To insure against this situation and expenses, it may be worthwhile to compare purchasing a Long Term Care policy vs. self-funding the expense. According to the U.S. Department of Health and Human Services, the average stay in a Long Term Care facility is 2.4 years. With an average cost of around $67,000/yr, this could quickly deplete your nest egg. The average premium for this coverage can be as low as a couple of thousand dollars a year, which in comparison can seem very worthwhile.

However, if you have been fortunate enough to accumulate enough to absorb this potential cost, it may be in your best interest to not pay this insurance. A review of your budget needs and portfolio holdings with a fee-only advisor can help provide the complete assessment needed in order for you to make this decision.


I have a unique problem – I have more money than I’ll need. What should I do?

This is a problem that some teachers have, but many feel embarrassed to admit. Teachers are meant to be frugal, underpaid and civil servants with a mediocre pension in retirement – how dare they have money! But I jest.

If you have been diligent in saving, and/or find yourself with more money than you need in retirement, you can approach this in two ways – increase your lifestyle or help others to live a better life. Neither is the wrong answer, but is based on personal preference, and there is certainly a middle ground between the two.

If you want to better the lives of others, then understand how you want to do this. Do you want to gift to family, leave a legacy to heirs upon your passing or provide funds to charity? If you want to gift to family, then start by talking to them and explaining the generalities of your situation. Understand what their financial priorities are and ask permission to help them if you’d like to support their journeys.

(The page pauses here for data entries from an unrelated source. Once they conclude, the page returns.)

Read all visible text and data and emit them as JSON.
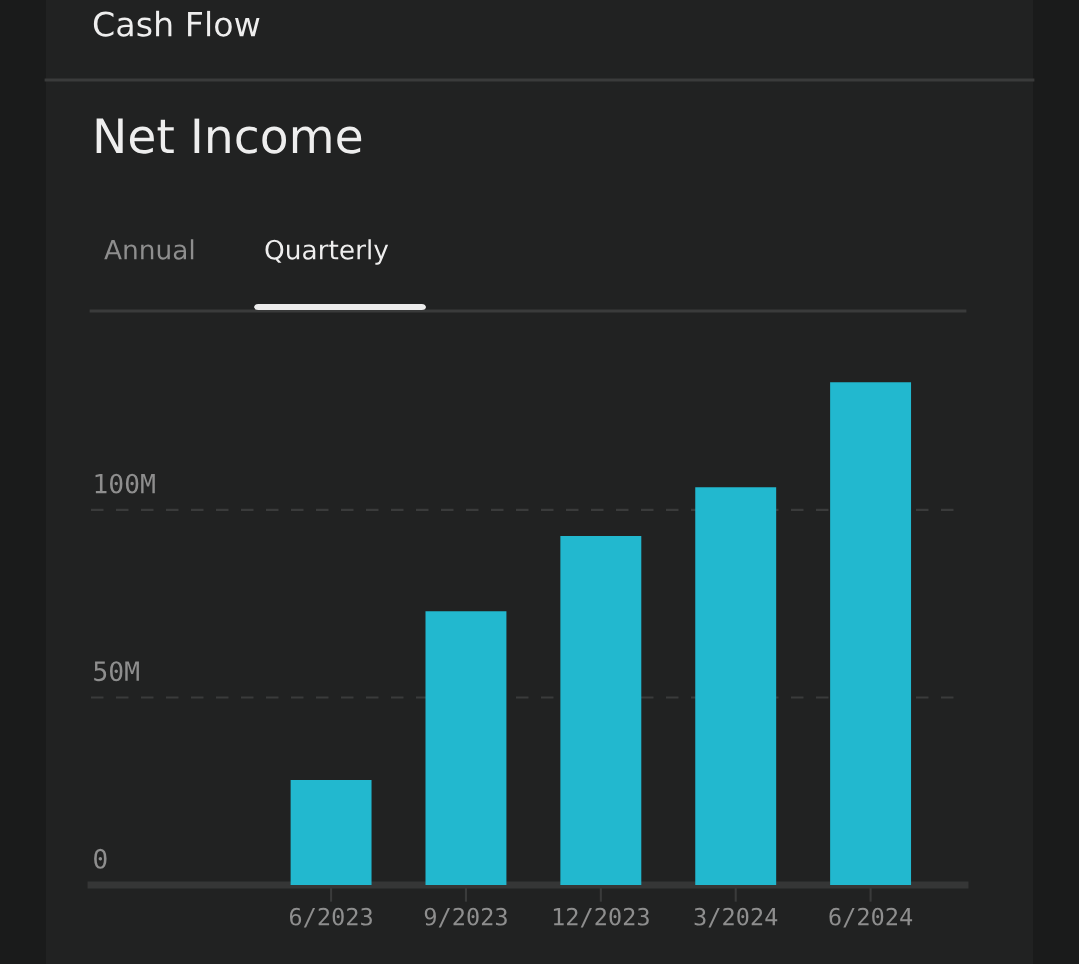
{
  "chart_data": {
    "type": "bar",
    "title": "Net Income",
    "annotations": [
      "Cash Flow",
      "Annual",
      "Quarterly"
    ],
    "categories": [
      "6/2023",
      "9/2023",
      "12/2023",
      "3/2024",
      "6/2024"
    ],
    "values": [
      28,
      73,
      93,
      106,
      134
    ],
    "color": "#22b8cf",
    "ylim": [
      0,
      153
    ],
    "yticks": [
      {
        "value": 0,
        "label": "0"
      },
      {
        "value": 50,
        "label": "50M"
      },
      {
        "value": 100,
        "label": "100M"
      }
    ],
    "grid": "y"
  }
}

If you want to leave money to heirs, then visit with an Estate Planning attorney to draw up a will and potentially a Living Trust. This will lay out in specific detail which of your heirs get what and in which amount. By using a Trust, you can also control the timeline and method that assets get dispersed should you not want your wealth to be distributed all at one time.

By giving to charity, your money can have a wider impact on various good causes. This can be done while you are living and when you pass away. It can be done as simply as writing a check, setting up a donor-advised fund at a brokerage firm, or through some complex estate planning vehicles (e.g. a CRAT or CRUT). The method you choose will depend on your level of wealth and how you want your donation to be structured. If you want to explore methods beyond writing checks, then it is wise to visit with an attorney and financial planner to determine which methods would be best for you.


Whatever situation you find yourself in when you enter retirement, be sure to enjoy your time and fill it with fulfilling activities. You’ve earned it!